Stile Antico Asks: A Different Kind Of Love?
From The 2011 Savannah Music Festival
Stile Antico Asks: A Different Kind Of Love?
Members of Stile Antico at the Savannah Music Festival 2011. Frank Stewart/courtesy of Savannah Music Festival hide caption
Members of Stile Antico at the Savannah Music Festival 2011.
Frank Stewart/courtesy of Savannah Music FestivalCONCERT PROGRAM
Jacob Clemens non Papa: Ego flos campi
Giovanni Pierluigi da Palestrina: Osculetur me
Plainchant: Dum esset Rex
Orlande de Lassus: Veni in hortum meum
Nicolas Gombert: Quam pulchra es
Plainchant: Alleluia. Tota pulchra es
Francisco Guerrero: Ego flos campi
Tomás Luis de Victoria: Vadam et circuibo
Lassus: Veni, dilecte mi
Palestrina: Nigra sum
Plainchant: Laeva eius
Jean Lhéritier: Nigra sum
Rodrigo de Ceballos: Hortus conclusus
Plainchant: Speciosa facta es
Sebastián de Vivanco: Veni, dilecte mi
Francisco Guerrero: Trahe me post te
Plainchant: Iam hiems transiit
Hieronymus Praetorius: Tota pulchra es
"Let him kiss me with the kisses of his mouth, for your love is more delightful than wine..."
So begins one of the most beguiling — and perplexing — books in the Bible, the Song of Songs. Within the sumptuous poetry lies a mystery: Where does erotic longing end and spirituality begin? Is this book a complex religious allegory, or is it a celebration of a more earthly kind of love?
That question is at the crux of this beguiling concert by Stile Antico, the superb group of 12 singers from England who combine phenomenal musicianship with a supple and almost improvisatory approach to performance. They are a conductorless ensemble, and the singers listen and respond to each other in performance from a very deep place, as you'll hear in this sublime concert.
Ever-attentive to matters of text, structure and meaning, these singers — all of whom studied and sang at either Oxford or Cambridge — have created a program that beautifully demonstrates the essential question of the Song of Songs. They note that this book of the Bible was a particularly popular source for 16th century composers, and each composer chose to address the text differently. In some instances, as in Nicolas Gombert's Quam pulchra es from 1539, the music suffuses the texts with an urgent and overtly religious fervor. In other cases, the earthy, alluring heat of a madrigal — an entirely secular love song — resonates just beneath the music's surface of piety.

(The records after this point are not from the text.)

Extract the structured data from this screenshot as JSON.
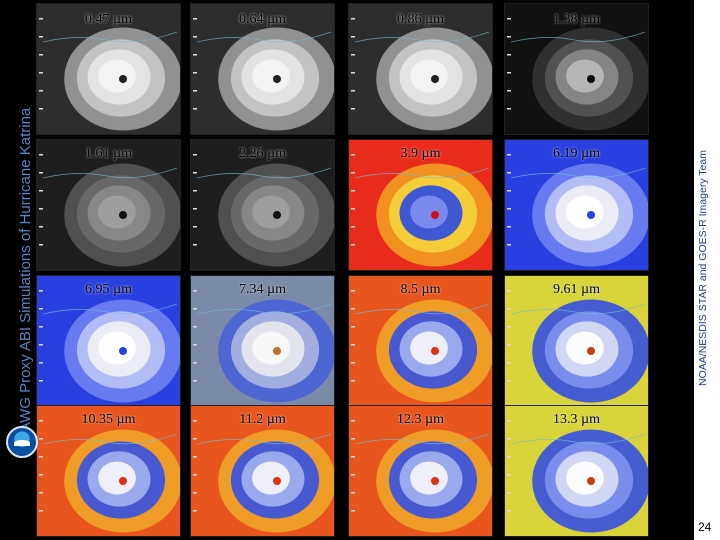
{
  "title": "AWG Proxy ABI Simulations of Hurricane Katrina",
  "credit": "NOAA/NESDIS STAR and GOES-R Imagery Team",
  "page_number": "24",
  "panels": [
    {
      "label": "0.47 µm",
      "scheme": "vis"
    },
    {
      "label": "0.64 µm",
      "scheme": "vis"
    },
    {
      "label": "0.86 µm",
      "scheme": "vis"
    },
    {
      "label": "1.38 µm",
      "scheme": "dark"
    },
    {
      "label": "1.61 µm",
      "scheme": "vis2"
    },
    {
      "label": "2.26 µm",
      "scheme": "vis2"
    },
    {
      "label": "3.9 µm",
      "scheme": "hot"
    },
    {
      "label": "6.19 µm",
      "scheme": "wv"
    },
    {
      "label": "6.95 µm",
      "scheme": "wv"
    },
    {
      "label": "7.34 µm",
      "scheme": "wvgray"
    },
    {
      "label": "8.5 µm",
      "scheme": "ir"
    },
    {
      "label": "9.61 µm",
      "scheme": "irwarm"
    },
    {
      "label": "10.35 µm",
      "scheme": "ir"
    },
    {
      "label": "11.2 µm",
      "scheme": "ir"
    },
    {
      "label": "12.3 µm",
      "scheme": "ir"
    },
    {
      "label": "13.3 µm",
      "scheme": "irwarm"
    }
  ]
}
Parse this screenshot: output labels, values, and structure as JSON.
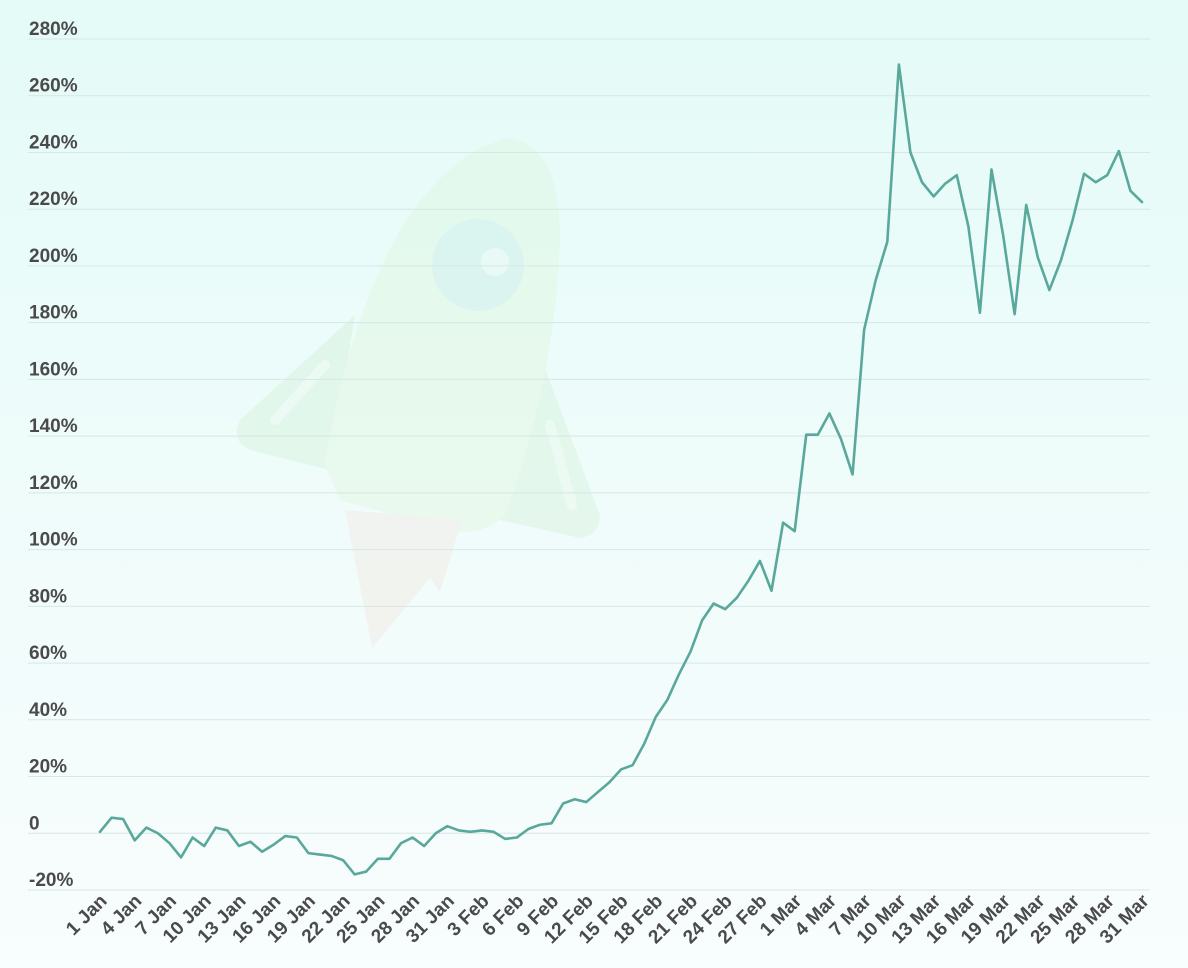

An example of the latter is Hieronymous Praetorius' texturally extravagant Tota pulchra es, which was published in 1618 and features the dozen voices spread across three distinct choirs singing closely knitted counterpoint.
Despite the rich details, this Stile Antico concert is one of those performances in which you can leave the scholarship aside and just float in an ocean of unearthly sound.